By the way, a quick query on my part suggests that the Fiacco v. Sigma Alpha Epsilon Fraternity decision noted below hasn't led to any newspaper coverage. The Bangor Daily News covered the lawsuit when it was filed in Sept. 2005; but the April 5 decision I quote below doesn't seem to have made the news, or even the Foundation for Individual Rights in Education site.


From the University of Maine student newspaper (Sept. 16, 2002):

Over the summer a policy was created concerning parental notification of students found in violation of alcohol and drug laws at UMaine. Parents and guardians will be notified of their student's behavior if it is determined that the student has committed a violation regarding alcohol or any other controlled substance and is under the age of 21....

"A student involved in and found in violating conditions of the [conduct] code as far as alcohol or drugs is subject to parental notification if they are under 21," David Fiacco, director of Judicial Affairs said Wednesday....

On the other hand, in 2005, when a fraternity upset with Fiacco because they were being disciplined for various offenses publicized, among other things, a "set of court documents and two newspaper articles discuss Fiacco’s conviction of Driving While Ability Impaired (DWAI), where he had a blood alcohol content of .089 percent," Fiacco sued it for intentional infliction of emotional distress.

So let's see if I understand this: When a legally adult student is found through university administrative processes to have violated alcohol laws, his parents not only may but should be notified. But when someone discovers that a university administrator has pled guilty in court to violating drunk driving laws, notifying the public of this is supposedly tortious, and in Mr. Fiacco's view ought to lead to substantial damages liability (including punitive damages).

I realize that it's possible that Mr. Fiacco, despite his fairly high position within the university disciplinary system, was simply following orders back in 2002, and wasn't involved in actually creating the parent notification rule, or opposed it internally. Maybe. But is it too much to ask that a university administrator in charge of enforcing a system such as this tolerate student revelations of his alcohol infractions, just as students are supposed to tolerate his revelations of their alcohol infractions?

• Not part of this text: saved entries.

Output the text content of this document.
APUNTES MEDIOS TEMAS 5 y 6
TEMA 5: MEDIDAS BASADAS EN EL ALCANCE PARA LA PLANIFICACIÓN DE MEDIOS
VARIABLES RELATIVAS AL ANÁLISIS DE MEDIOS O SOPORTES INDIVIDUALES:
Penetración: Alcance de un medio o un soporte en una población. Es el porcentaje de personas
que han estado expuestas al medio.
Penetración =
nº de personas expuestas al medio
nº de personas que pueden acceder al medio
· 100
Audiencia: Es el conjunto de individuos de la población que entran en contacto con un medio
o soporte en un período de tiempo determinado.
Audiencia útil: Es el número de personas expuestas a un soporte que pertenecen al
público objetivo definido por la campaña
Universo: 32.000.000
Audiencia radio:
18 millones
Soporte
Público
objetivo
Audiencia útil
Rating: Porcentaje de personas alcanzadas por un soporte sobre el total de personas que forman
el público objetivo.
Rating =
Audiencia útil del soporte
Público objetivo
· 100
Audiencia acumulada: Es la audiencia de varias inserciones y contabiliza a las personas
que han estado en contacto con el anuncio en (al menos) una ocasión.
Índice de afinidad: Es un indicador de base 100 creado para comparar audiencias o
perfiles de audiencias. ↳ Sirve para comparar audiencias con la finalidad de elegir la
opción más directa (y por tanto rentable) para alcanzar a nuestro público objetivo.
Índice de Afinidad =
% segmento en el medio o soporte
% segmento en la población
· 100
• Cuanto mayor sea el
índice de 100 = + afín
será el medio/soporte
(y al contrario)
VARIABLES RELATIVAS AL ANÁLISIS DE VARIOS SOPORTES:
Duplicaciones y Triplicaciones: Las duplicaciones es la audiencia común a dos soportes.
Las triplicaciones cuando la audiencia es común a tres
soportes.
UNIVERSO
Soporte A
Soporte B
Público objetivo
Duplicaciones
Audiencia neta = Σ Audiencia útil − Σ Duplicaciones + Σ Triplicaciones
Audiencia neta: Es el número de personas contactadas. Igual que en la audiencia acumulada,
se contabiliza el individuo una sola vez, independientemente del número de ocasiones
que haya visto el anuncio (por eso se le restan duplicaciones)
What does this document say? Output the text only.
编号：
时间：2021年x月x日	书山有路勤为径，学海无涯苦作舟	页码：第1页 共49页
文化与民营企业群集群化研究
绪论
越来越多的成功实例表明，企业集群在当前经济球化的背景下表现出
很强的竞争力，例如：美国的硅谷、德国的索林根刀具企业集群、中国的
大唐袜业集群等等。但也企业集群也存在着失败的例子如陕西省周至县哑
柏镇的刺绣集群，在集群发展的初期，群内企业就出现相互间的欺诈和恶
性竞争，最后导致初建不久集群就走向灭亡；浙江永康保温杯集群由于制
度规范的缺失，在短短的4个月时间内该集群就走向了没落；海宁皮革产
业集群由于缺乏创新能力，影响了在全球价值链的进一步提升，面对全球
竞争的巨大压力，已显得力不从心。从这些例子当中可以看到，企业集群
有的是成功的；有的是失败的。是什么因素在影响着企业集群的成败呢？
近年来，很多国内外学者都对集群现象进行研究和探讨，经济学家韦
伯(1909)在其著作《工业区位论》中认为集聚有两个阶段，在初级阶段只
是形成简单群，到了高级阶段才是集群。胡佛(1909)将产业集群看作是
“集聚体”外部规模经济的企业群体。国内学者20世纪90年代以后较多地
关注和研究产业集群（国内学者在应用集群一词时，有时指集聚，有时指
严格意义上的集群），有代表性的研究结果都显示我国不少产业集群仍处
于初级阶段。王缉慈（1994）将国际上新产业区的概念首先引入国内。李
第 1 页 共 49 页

(Yes, I realize that the students tried to convey Fiacco's past to the public, and Fiacco's office has a policy of conveying it to the parents. But surely conveying something to parents can be highly embarrassing, and intrusive into the student's lives, especially given that the infractions may involve little threat to others, while Fiacco's infraction involved not just illegal possession of alcohol but drunk driving; and conveying the information to the public has the benefit of informing the public about the character of its public servants. I also realize that the university's motive is the students' own good and the fraternity's motive may have been retaliation, though it might also have been exposing someone who they thought was unfit for his job. But whatever the motive, the means strike me as pretty similar; and it seems particularly improper that an administrator who uses such means against students would try to use the legal system to punish students who use similar means against him.)